Tuesday, 1 November 2011

GoodRead - The Dead Ways

I gonna tell you something: I'm not a big fan of zombies. Seriously, zombies kinda freak me out. I don't like zombie films and TV shows, videogames scare me and when people ask why I don't like zombies, my answer is usually "Well, they're dead! There's nothing really exciting about that." So, when Non from Catnip asked if I wanted to read this, I was in two minds for quite some time over it. But after having a on-off chats with the author, Christopher Edge, on Twitter, I decide to attempt to read it.

The UK government have a plan to benefit future generation of pollution and stop congestion on the UK busiest motorways. The Greening of the Roads scheme is the removal of these roads and replaced by fast-speed train. But since the project started, stranger things have begin to happen. Mist and ghostly apparitions appear out of the nowhere and effect only the motorway.

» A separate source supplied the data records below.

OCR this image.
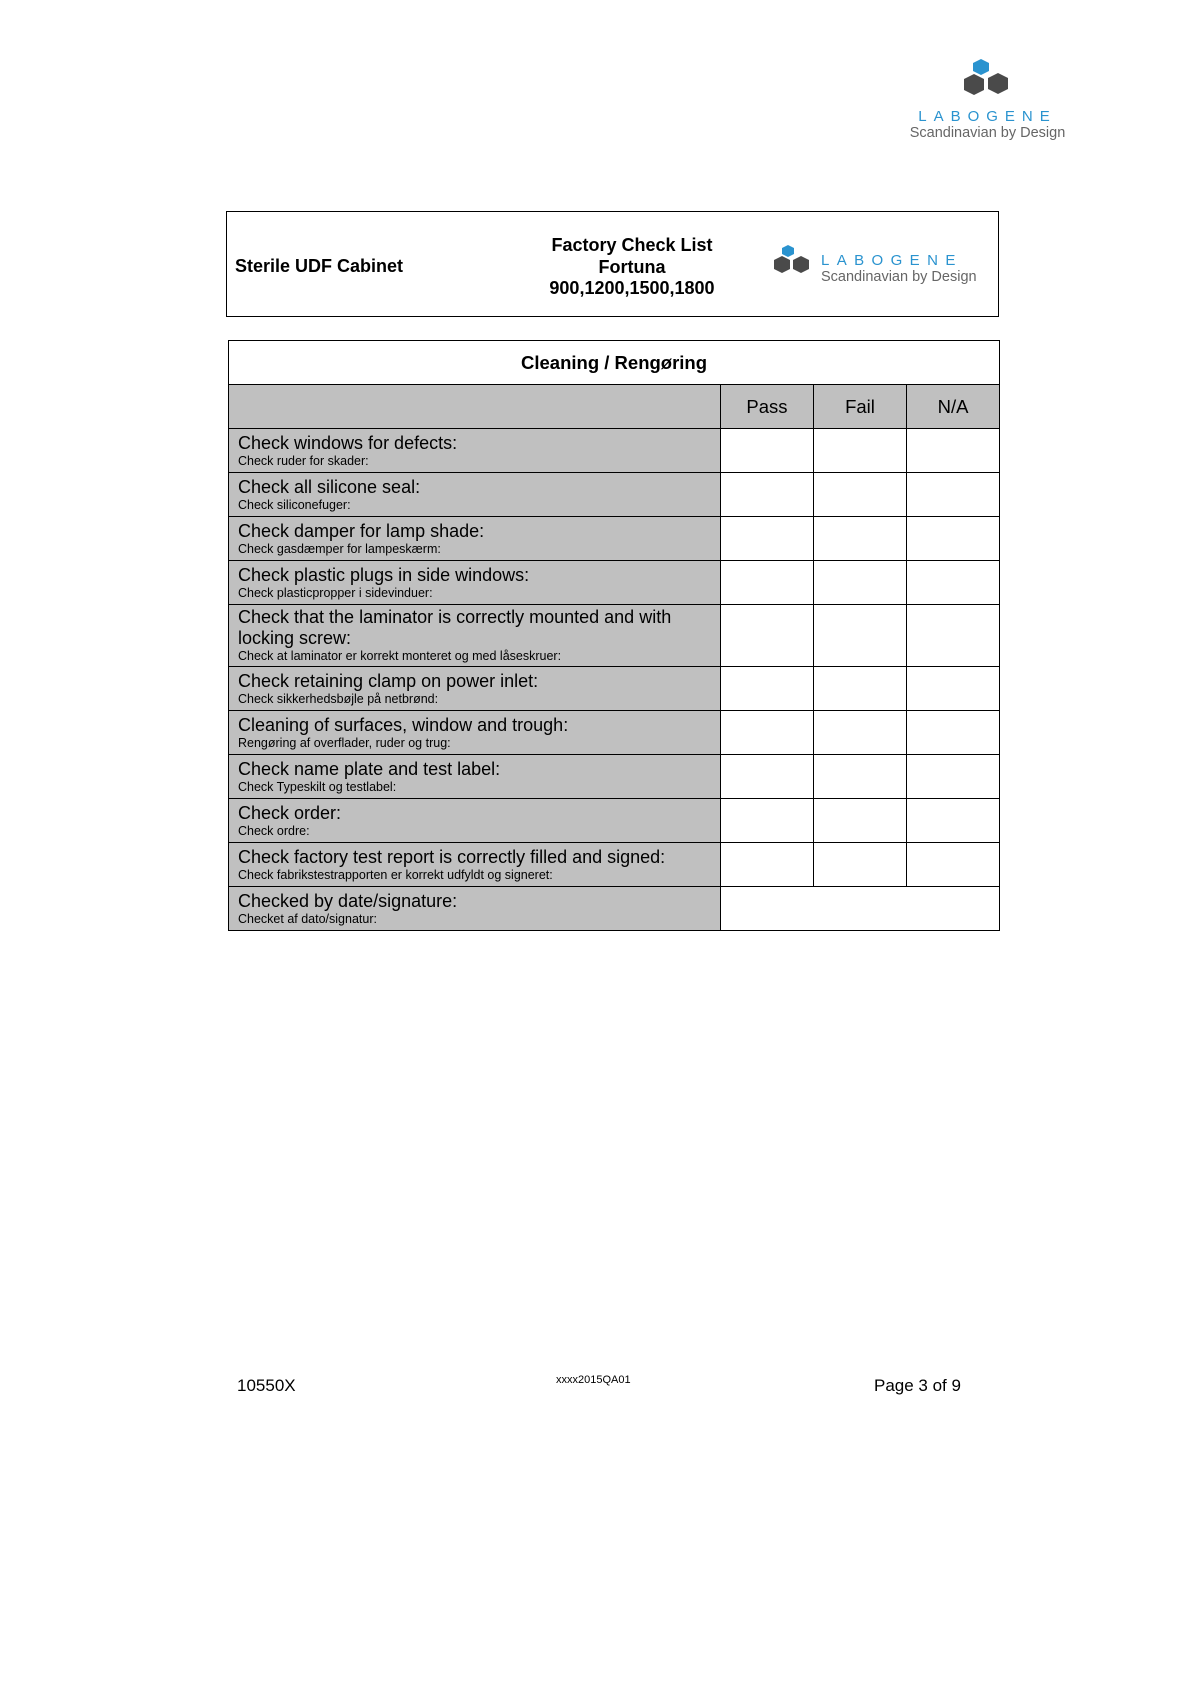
LABOGENE
Scandinavian by Design
Sterile UDF Cabinet
Factory Check List
Fortuna
900,1200,1500,1800
LABOGENE
Scandinavian by Design
Cleaning / Rengøring			
	Pass	Fail	N/A

Check windows for defects:
Check ruder for skader:			

Check all silicone seal:
Check siliconefuger:			

Check damper for lamp shade:
Check gasdæmper for lampeskærm:			

Check plastic plugs in side windows:
Check plasticpropper i sidevinduer:			

Check that the laminator is correctly mounted and with locking screw:
Check at laminator er korrekt monteret og med låseskruer:			

Check retaining clamp on power inlet:
Check sikkerhedsbøjle på netbrønd:			

Cleaning of surfaces, window and trough:
Rengøring af overflader, ruder og trug:			

Check name plate and test label:
Check Typeskilt og testlabel:			

Check order:
Check ordre:			

Check factory test report is correctly filled and signed:
Check fabrikstestrapporten er korrekt udfyldt og signeret:			

Checked by date/signature:
Checket af dato/signatur:			

10550X	xxxx2015QA01	Page 3 of 9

So, when Scott Williams, son of Alex Williams, civil servant to the Department of Transport, is nearly kidnapped and, six months later, discovered his father dead, he knows something is terrible wrong. And when Detective Inspector Jason Dyer is assigned to the case, both slowly discover that there's a conspiracy going on. But what on earth is the Dead Ways? And how is that connected to the Greening of the Roads scheme?

The Dead Ways is a fast read because it is so short compared to other books I read (and I was reading Clockwork Angel by Cassandra Clare at the same time) as this was under 200 pages long. And it was fast-paced and, seeing as I do like crime thrillers, this suits me to the ground as, most of the story, there was a dark thriller edge to the story so when things did begin to happen, it was a creepy moments in the story (let's not talk about what happened at the Royal Alexandra Hospital's Mortuary as that one scene really creeped me out and I would LOVE to see on TV - Oh yes, I think this would be a brilliant BBC One family show on Saturdays at the Doctor Who & Merlin timeslot!) and they fit the story.

There was one or two things that bothered me about The Dead Ways. The first is that, there were times that I felt that the story lacked substance. And there was times that I put the book down, I had to make myself pick the book up (but as I was reading Clockwork Angel at the same time [part of a Read-A-Long I'm taking part in], this could be the reason).

But The Dead Ways is an interesting supernatural thriller and I will be intrigued on what will happen next in this trilogy. And I might not be able to look at flowers on the side of the roads in the same way again... Thanks, Christopher.



(As I was reading Clockwork Angel at the same time, thinking of what song fitted this book was quite hard. But I heard this after I finished the novel[thanks Michelle Zink!] and it seems to fit the tone. The creepiness of it all! I hope you all enjoy!)

1 comment:

  1. I loved this book, I thought it was really cleverly done and that its perfect for the age range its aimed at.